Hotels developed in and around the Middle East’s shopping malls can expect to post an average daily rate a quarter higher than hotels that are not co-located with a major retail development.
The findings are published in a report by Colliers International, released for Arabian Travel Market.
As part of its experiential travel series, Colliers concluded that hotels such as those clustered around Dubai’s Mall of The Emirates and The Dubai Mall, enjoy stronger business performance overall – not only beating seasonal fluctuations in tourist arrivals, but contributing in the drive to attract more tourists over the traditionally quiet summer season.
Simon Press, senior exhibition director, Arabian Travel Market, said: “In the UAE, the idea of a combined retail, leisure and entertainment destination has really taken off.
“We have hotels attached to malls and, as such, these are much sought after properties.
“There is massive demand for urban tourism from Indian, Arab and Chinese visitors.
“Since the opening of Mall of the Emirates in 2006, the number of hotels and serviced apartments in the area has risen from four to 58 in 2017, totalling 8,654 keys.
“While only two of these hotels are physically part of the mall building, the remaining 56 have also demonstrated strength across all performance metrics.”
For retail tourists, shopping malls and the facilities they feature – from indoor ski slopes to aquariums – form an integral part of trips to the UAE.
Hotels capitalise on this by offering promotional packages and free transportation, as well as cross marketing discounts and free vouchers with retail partners.
“The theme behind Arabian Travel Market 2017 is experiential travel and that brings with it a desire for bigger and more compelling experiences.
“The retail landscape of the GCC and UAE in particular, certainly performs in line with this,” added Press.
The UAE has the strongest retail tourism sector in the region and Dubai takes the lead among the seven emirates – with retail accounting for more than 40 per cent of total tourism spending.
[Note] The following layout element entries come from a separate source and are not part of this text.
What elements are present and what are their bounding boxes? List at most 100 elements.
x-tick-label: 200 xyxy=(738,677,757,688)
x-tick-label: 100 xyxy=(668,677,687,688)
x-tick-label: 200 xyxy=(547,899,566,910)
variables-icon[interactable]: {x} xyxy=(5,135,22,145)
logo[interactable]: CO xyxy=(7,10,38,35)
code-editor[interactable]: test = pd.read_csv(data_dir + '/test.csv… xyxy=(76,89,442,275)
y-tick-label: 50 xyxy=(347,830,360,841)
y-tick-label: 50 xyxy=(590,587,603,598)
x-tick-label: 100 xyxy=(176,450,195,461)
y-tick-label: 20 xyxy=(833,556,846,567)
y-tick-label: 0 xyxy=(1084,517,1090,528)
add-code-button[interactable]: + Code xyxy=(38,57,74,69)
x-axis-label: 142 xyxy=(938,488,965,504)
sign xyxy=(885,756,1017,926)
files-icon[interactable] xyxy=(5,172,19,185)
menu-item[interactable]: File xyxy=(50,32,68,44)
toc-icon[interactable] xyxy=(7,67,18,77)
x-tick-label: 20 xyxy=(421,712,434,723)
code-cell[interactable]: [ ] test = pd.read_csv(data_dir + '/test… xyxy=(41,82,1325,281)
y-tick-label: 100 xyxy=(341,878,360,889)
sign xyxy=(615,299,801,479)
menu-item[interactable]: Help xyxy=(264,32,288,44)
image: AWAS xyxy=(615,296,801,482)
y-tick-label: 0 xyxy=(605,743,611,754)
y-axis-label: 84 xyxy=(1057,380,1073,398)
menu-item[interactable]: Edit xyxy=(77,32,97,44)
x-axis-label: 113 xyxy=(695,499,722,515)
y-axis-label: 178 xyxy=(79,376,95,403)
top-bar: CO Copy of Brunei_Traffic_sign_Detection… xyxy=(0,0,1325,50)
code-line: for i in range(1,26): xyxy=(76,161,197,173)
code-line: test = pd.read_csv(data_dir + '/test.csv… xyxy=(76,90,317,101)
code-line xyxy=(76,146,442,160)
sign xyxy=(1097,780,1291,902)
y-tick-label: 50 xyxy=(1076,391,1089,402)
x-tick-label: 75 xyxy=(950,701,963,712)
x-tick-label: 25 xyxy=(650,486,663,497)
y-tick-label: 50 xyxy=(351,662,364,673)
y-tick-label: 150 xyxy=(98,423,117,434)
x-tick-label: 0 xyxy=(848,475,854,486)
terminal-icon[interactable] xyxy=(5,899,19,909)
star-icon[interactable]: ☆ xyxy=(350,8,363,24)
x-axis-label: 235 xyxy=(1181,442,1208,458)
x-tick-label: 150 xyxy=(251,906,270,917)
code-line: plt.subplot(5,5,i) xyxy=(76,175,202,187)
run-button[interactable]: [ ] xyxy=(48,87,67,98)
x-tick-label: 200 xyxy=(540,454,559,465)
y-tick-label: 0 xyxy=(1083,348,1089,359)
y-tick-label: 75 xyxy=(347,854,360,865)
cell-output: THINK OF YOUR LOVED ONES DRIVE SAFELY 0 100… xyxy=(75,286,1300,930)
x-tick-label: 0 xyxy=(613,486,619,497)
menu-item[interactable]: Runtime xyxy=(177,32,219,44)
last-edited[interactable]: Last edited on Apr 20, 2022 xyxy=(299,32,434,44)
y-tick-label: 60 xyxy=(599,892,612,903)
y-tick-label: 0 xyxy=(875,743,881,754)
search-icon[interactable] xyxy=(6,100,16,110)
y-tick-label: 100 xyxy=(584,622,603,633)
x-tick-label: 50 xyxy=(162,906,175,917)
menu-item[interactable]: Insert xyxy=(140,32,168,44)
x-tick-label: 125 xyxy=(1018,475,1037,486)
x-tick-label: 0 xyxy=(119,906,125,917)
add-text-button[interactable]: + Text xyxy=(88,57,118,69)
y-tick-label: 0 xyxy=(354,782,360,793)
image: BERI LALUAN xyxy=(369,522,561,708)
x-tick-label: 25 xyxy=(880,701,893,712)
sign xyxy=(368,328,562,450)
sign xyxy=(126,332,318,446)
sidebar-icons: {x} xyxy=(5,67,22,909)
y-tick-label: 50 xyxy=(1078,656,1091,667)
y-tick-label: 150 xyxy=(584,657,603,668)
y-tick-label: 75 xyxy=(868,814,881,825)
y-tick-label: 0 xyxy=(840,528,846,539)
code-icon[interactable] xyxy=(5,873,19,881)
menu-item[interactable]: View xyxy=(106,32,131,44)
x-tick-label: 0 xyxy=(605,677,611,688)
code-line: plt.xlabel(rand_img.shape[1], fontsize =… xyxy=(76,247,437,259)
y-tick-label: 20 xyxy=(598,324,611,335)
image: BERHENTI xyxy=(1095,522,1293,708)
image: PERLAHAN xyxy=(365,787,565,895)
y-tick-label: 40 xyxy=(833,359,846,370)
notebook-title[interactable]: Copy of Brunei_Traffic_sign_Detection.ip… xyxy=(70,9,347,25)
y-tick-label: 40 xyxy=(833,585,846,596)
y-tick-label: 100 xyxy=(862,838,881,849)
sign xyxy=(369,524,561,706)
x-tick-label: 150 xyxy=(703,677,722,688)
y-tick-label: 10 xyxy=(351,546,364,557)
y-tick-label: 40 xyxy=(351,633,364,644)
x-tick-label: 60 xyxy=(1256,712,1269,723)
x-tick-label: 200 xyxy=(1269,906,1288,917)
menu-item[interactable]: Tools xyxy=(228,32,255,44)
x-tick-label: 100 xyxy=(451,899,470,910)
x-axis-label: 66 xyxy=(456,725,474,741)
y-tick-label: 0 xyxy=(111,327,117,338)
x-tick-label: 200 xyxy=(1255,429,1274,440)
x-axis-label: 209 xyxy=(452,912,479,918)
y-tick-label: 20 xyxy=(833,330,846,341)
According to Press, Dubai’s strength has been underlined over recent years with the introduction of retail events throughout the year, including Dubai Shopping Festival and Dubai Summer Surprises.
He said: “Not only are we seeing more mega-retail developments with onsite hospitality facilities, but we are seeing more and more packed into these malls, adding to the excitement in this sector.
“The regional retail industry is incredibly innovative.
“The evolution of shopping malls into leisure and entertainment destinations in their own right has brought huge value to the tourism industry and, as a result, local hotels too.”
While Dubai and Abu Dhabi have more than 626,887 sq. m. of retail space currently under development, other major GCC cities are also looking to replicate the success with Muscat, Riyadh and Doha all currently engaged in similar retail projects.
In Oman, Muscat’s seasonal tourism industry will receive a boost from the development of Palm Mall, which will span 157,000 sq. m. upon completion later this year. In line with the trends identified by Colliers, the mall will feature the Oman Aquarium, an indoor snow park, cinemas, food courts, an amphitheatre and a hypermarket.
Muscat’s second major retail development, Al Araimi Boulevard Mall, which covers 128,000sqm will feature a dedicated kids’ zone, hypermarket, fashion brands and food and beverage outlets.
In the capital of Saudi Arabia, where mega-malls have already become commonplace on the fast-changing skyline, two mega-projects planned in Riyadh over the coming years.
The first, to be completed in 2018, will be Mall of Arabia, with a Gross Leasable Area of 167,000sqm and highlights including landscaped gardens, water features, retail stores and a co-located hotel.
This will be joined by the first phase of Mall of Saudi in 2022, with GLA of 300,000sqm, comprising shops, restaurants, entertainment areas, offices, a hotel and indoor ski facilities similar to those seen in the UAE.